Auch wenn der Begriff "Schmähkritik" ansonsten im Interesse der Meinungsfreiheit eng auszulegen ist. Überschritten ist die Grenze zur unzulässigen Schmähkritik, wenn das abwertende Urteil zur bloßen Verächtlichmachung einer Person herbsinkt, die jeden sachlichen Bezug zu dem Standpunkt vermissen lässt, den ein Kritiker vertritt und damit kein adäquates Mittel des Meinungskampfes mehr ist (Bundesverfassungsgericht).
Schutzwürdiger Kern des Intimlebens
Nun zitiere ich wörtlich aus dem juristischen Nachschlagewerk:
"Die Qualifikation einer ehrenrührigen Aussage als Schmähkritik erfordert regelmäßig die Berücksichtiung von Anlass und Kontext der Äußerung; sie ist ausnahmsweise aber ohne Weiteres zu bejahen, wenn z.B. beleidigende Schimpfwörter aus der Fäkalsprache verwendet werden."

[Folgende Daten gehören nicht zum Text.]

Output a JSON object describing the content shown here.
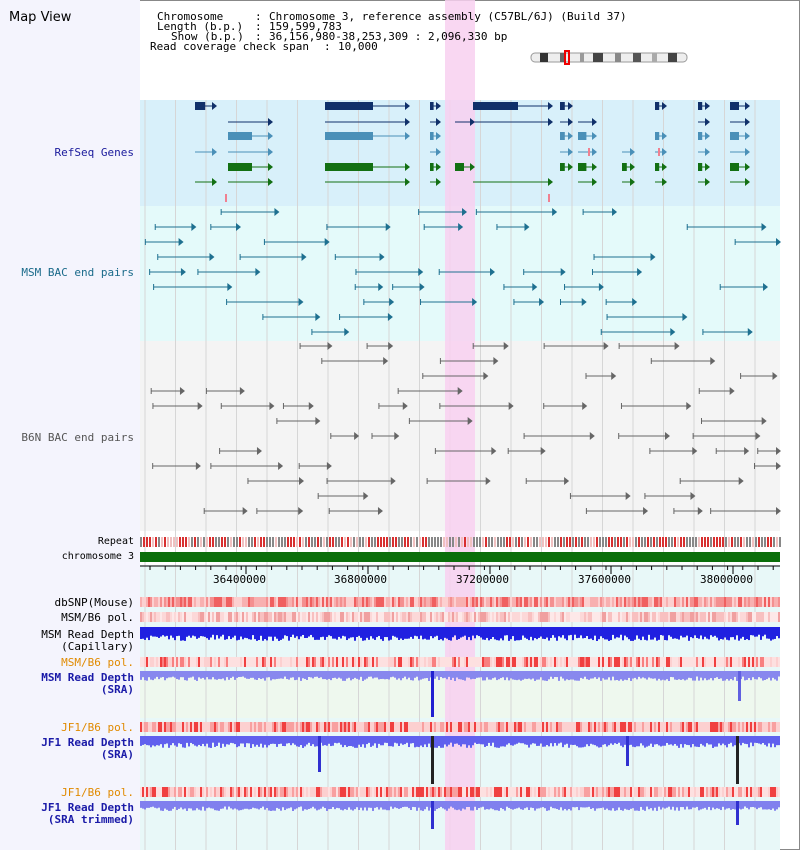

An anderer Stelle heißt es,
"...auch die Menschenwürde setzt der Satire eine absolute Schranke <...>. Dies ist insbesondere dann anzunehmen, wenn Gegenstände aus dem Intimssphäre in einer vulgären Form und Ausdrucksweise karikiert werden. Gerade die Darstellung sexueller Verhaltensweisen, die zum schutzwürdigen Kern des Intimlebens gehören, entkleidet den Betroffenen seiner Würde als Mensch."
Hinter diesen Schranken kann es dann passieren, dass Richter eine gravierende Beeinträchtigung des Persönlichkeitsrechtes erkennen, die sie durch die Freiheit künstlerischer Betätigung nicht mehr gedeckt sehen.
Nun soll es genug sein mit juristischen Formulierungen, zumal es ohnehin immer auf die Umstände des Einzelfalles ankommt. Und die waren zumindest in Sachen Dalei Lama kaum justiziabel.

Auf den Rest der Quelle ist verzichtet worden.